I don't know if I'm doing this right. $T(x^2+x) = 2x + T(x^2) =$ ? which will get me my answer if I add up both transformations?
On
Let $$ M = \begin{bmatrix} 0 & 0 & 1\\ 2 & 0 & 0\\ 0 & 1 & 0\\ \end{bmatrix} $$
$M$ is the matrix of $T$ written in bases $(x+x^2, 1+x, 1)$ and $(1, x, x^2)$. To get the matrix of $T$ in the standard basis, we can first observe, that $$ B = \begin{bmatrix} 0 & 1 & 1\\ 1 & 1 & 0\\ 1 & 0 & 0\\ \end{bmatrix} $$ transforms a vector written in the first of the bases in to the canonical basis. Therefore, the inverse operation will be the inverse of $B$, $B^{-1}$. After computing: $$ B^{-1} = \begin{bmatrix} 0 & 0 & 1\\ 0 & 1 & -1\\ 1 & -1 & 1\\ \end{bmatrix} $$ Therefore, the matrix of $T$ in standard basis is $$ M\cdot B^{-1} = \begin{bmatrix} 1 & -1 & 1\\ 0 & 0 & 2\\ 0 & 1 & -1\\ \end{bmatrix} $$
To get the result, just multiply it by the vector: $$ M\cdot B^{-1} \cdot [0, 1, 2]^T = [1, 4, -1]^T $$ or, in other words, $1 + 4x - x^2$.

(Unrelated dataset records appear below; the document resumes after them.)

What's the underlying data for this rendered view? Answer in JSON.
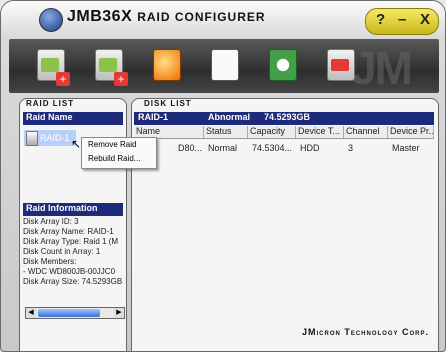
{
  "app": {
    "title": "JMB36X",
    "subtitle": "RAID CONFIGURER"
  },
  "window_controls": {
    "help": "?",
    "minimize": "–",
    "close": "X"
  },
  "toolbar": {
    "watermark": "JM"
  },
  "raid_list": {
    "section_title": "RAID LIST",
    "column_header": "Raid Name",
    "items": [
      "RAID-1"
    ]
  },
  "context_menu": {
    "items": [
      "Remove Raid",
      "Rebuild Raid..."
    ]
  },
  "raid_info": {
    "header": "Raid Information",
    "lines": [
      "Disk Array ID: 3",
      "Disk Array Name: RAID-1",
      "Disk Array Type: Raid 1 (M",
      "Disk Count in Array: 1",
      "Disk Members:",
      "  - WDC WD800JB-00JJC0",
      "Disk Array Size: 74.5293GB"
    ]
  },
  "disk_list": {
    "section_title": "DISK LIST",
    "group": {
      "name": "RAID-1",
      "status": "Abnormal",
      "size": "74.5293GB"
    },
    "columns": [
      "Name",
      "Status",
      "Capacity",
      "Device T...",
      "Channel",
      "Device Pr..."
    ],
    "rows": [
      {
        "name": "D80...",
        "status": "Normal",
        "capacity": "74.5304...",
        "device_type": "HDD",
        "channel": "3",
        "device_pr": "Master"
      }
    ]
  },
  "footer": {
    "company": "JMicron Technology Corp."
  },
  "colors": {
    "header_navy": "#1e2a7a",
    "toolbar_dark": "#3a3a3a",
    "control_yellow": "#e3d23a"
  }
}
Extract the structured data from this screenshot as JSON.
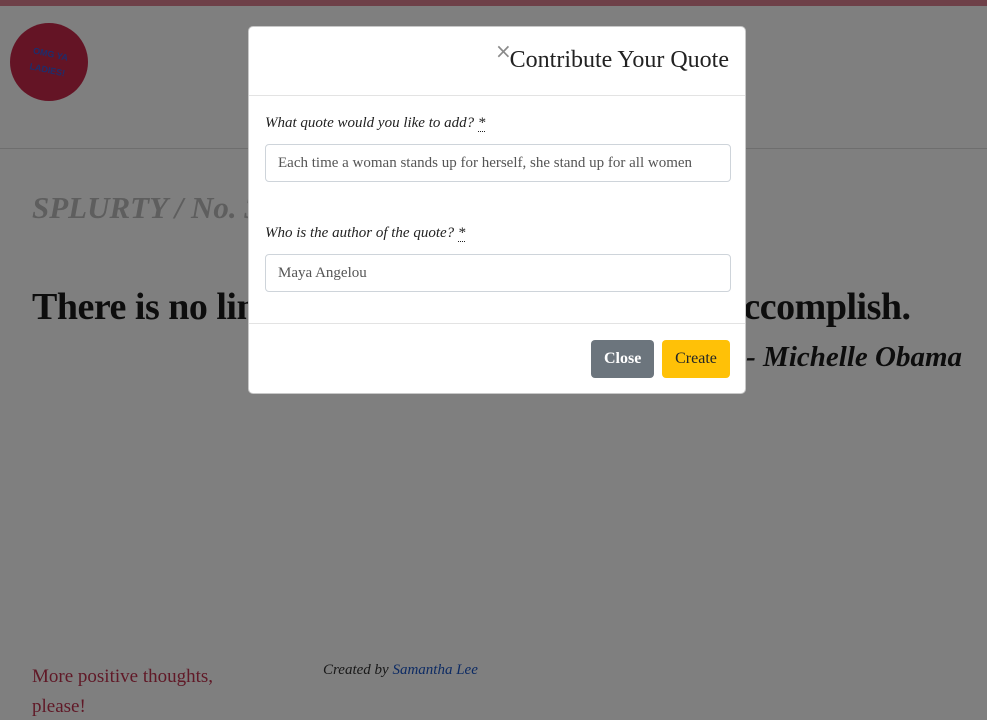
{
  "header": {
    "logo_text": "OMG YA LADIES!"
  },
  "main": {
    "issue": "SPLURTY / No. 3",
    "quote_text": "There is no limit to what we, as women, can accomplish.",
    "quote_author": "- Michelle Obama"
  },
  "footer": {
    "more_link": "More positive thoughts, please!",
    "credit_prefix": "Created by ",
    "credit_name": "Samantha Lee"
  },
  "modal": {
    "title": "Contribute Your Quote",
    "close_x": "×",
    "quote_label": "What quote would you like to add? ",
    "author_label": "Who is the author of the quote? ",
    "required_marker": "*",
    "quote_value": "Each time a woman stands up for herself, she stand up for all women",
    "author_value": "Maya Angelou",
    "close_button": "Close",
    "create_button": "Create"
  },
  "colors": {
    "accent_bar": "#dc8090",
    "logo_bg": "#c8294a",
    "close_button_bg": "#6c757d",
    "create_button_bg": "#ffc107",
    "link": "#1a56c8",
    "more_link": "#c0334f"
  }
}
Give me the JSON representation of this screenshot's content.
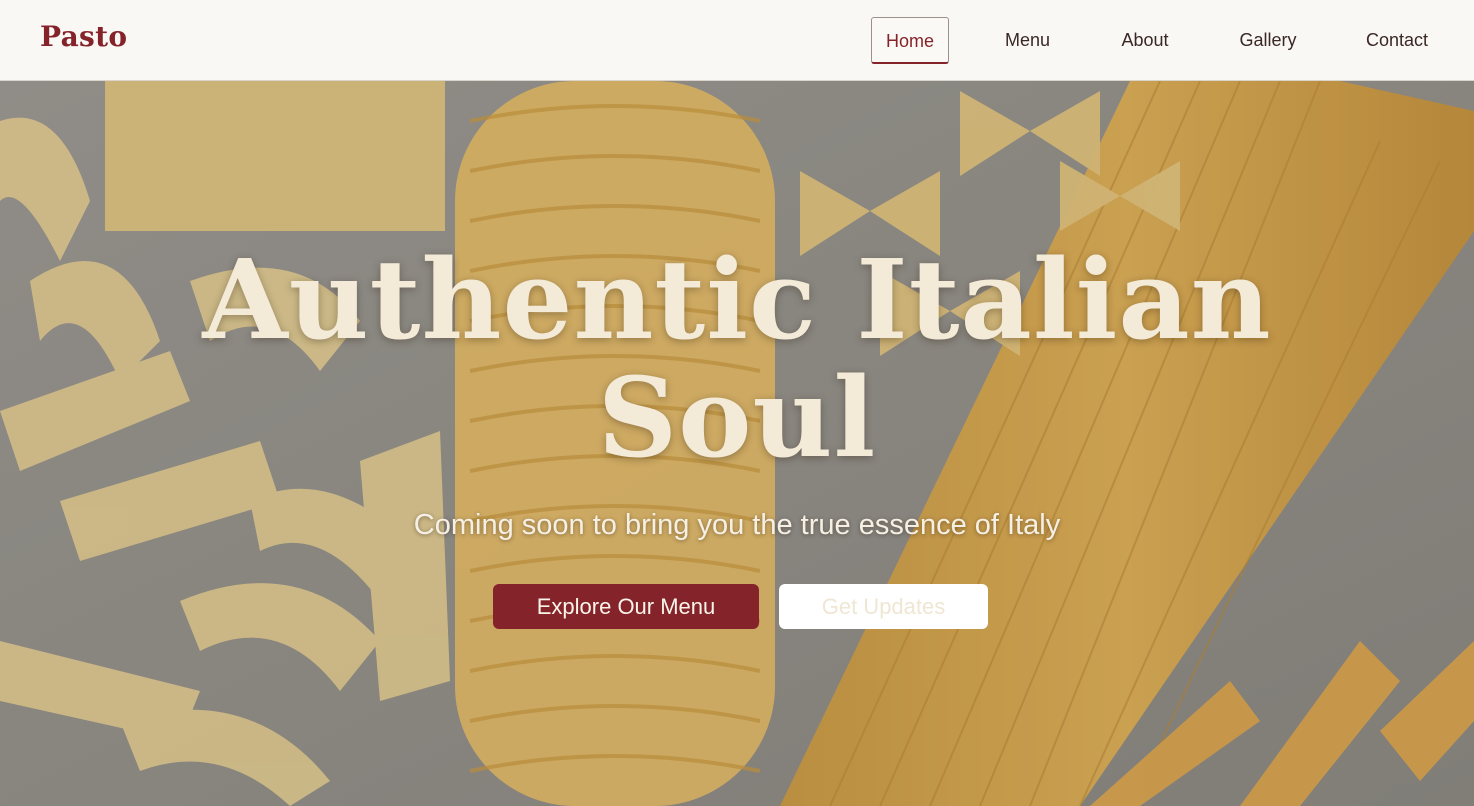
{
  "brand": "Pasto",
  "nav": {
    "items": [
      {
        "label": "Home",
        "active": true
      },
      {
        "label": "Menu",
        "active": false
      },
      {
        "label": "About",
        "active": false
      },
      {
        "label": "Gallery",
        "active": false
      },
      {
        "label": "Contact",
        "active": false
      }
    ]
  },
  "hero": {
    "title_line1": "Authentic Italian",
    "title_line2": "Soul",
    "subtitle": "Coming soon to bring you the true essence of Italy",
    "primary_button": "Explore Our Menu",
    "secondary_button": "Get Updates",
    "background_image": "pasta-variety-photo"
  },
  "colors": {
    "accent": "#85232a",
    "header_bg": "#faf8f5",
    "hero_text": "#f3ead8"
  }
}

While the above answer details what goes on in the solution (and is probably more valuable), this one provides tools to actually solve problems effectively.
The key here is to first write $2x^2+x$ as a linear combination of $1$, $1+x$, and $x+x^2$ (one can check that these three polynomials form a basis for $P_2(\Bbb{R})$, so it is possible), and then you appeal to linearity of $T$ to find the image.
Specifically, $$2x^2+x = 2(x^2 + x) - x = 2(x^2+x) - (x + 1) + 1$$
Now from linearity of $T$, we have $$T(2x^2+x) = 2 T(x^2+x) - T(x+1) + T(1) = 2(2x) - x^2 + 1 = 1 + 4x - x^2$$